Certain DPM policies specify processes to help ensure that member firms evaluate the acceptability of every client and engagement and the related engagement risk. These processes include identifying and addressing matters related to independence and potential conflicts of interest and classifying the risk associated with the engagement. DPM policies can be supplemented by member firm policies that take into consideration local market practices, local laws, and regulations within their jurisdictions.

Practice reviews

Each member firm is responsible for conducting practice reviews under the guidance and oversight of DTTL. Held at least once every three years, these reviews consider whether member firms' own policies and processes comply, at a minimum, with DPM policies and are operating effectively in practice. The practice review process also assesses the quality of work performed and services delivered by the member firm.

Findings and recommendations from a member firm's practice review are presented in a report and management letter to the member firm's leadership. In response to the report, the member firm establishes a detailed action plan to address findings and recommendations together with a mechanism for monitoring the resolution of the findings.

Enterprise risk framework

The ongoing success of DTTL and the member firms depends, in part, on maintaining a current understanding of how changes to internal and external conditions may impact the services member firms provide and how they make strategic and operational decisions.
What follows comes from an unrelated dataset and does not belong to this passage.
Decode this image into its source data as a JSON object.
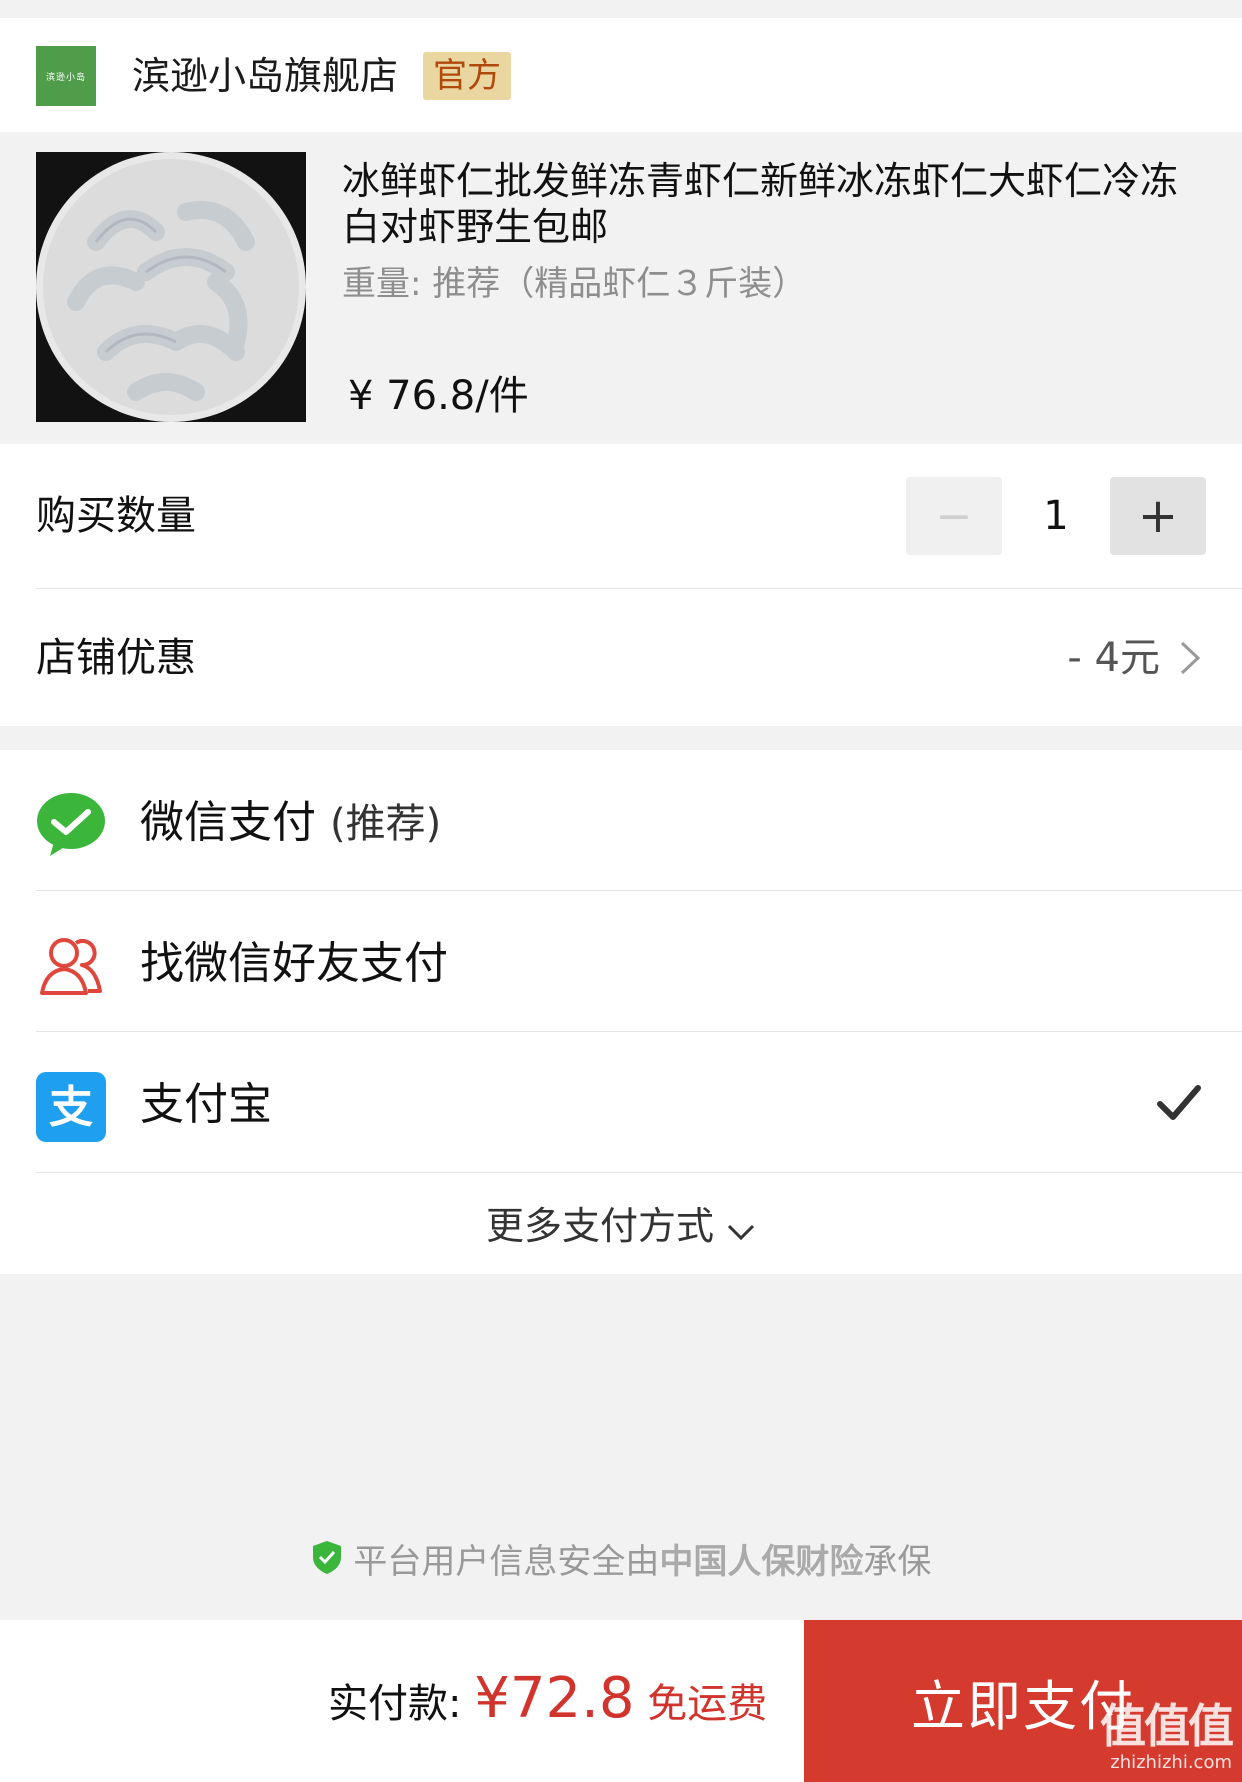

DTTL's enterprise risk framework is a core process that allows DTTL to monitor business, economic, social, and environmental risks and provides leadership with the information and insights needed to effectively manage and mitigate such exposures. The risks encompassed by the enterprise risk framework are reviewed semiannually. Risk intelligence is a key success factor for organizations. Deloitte member firms offer enterprise risk management services to clients.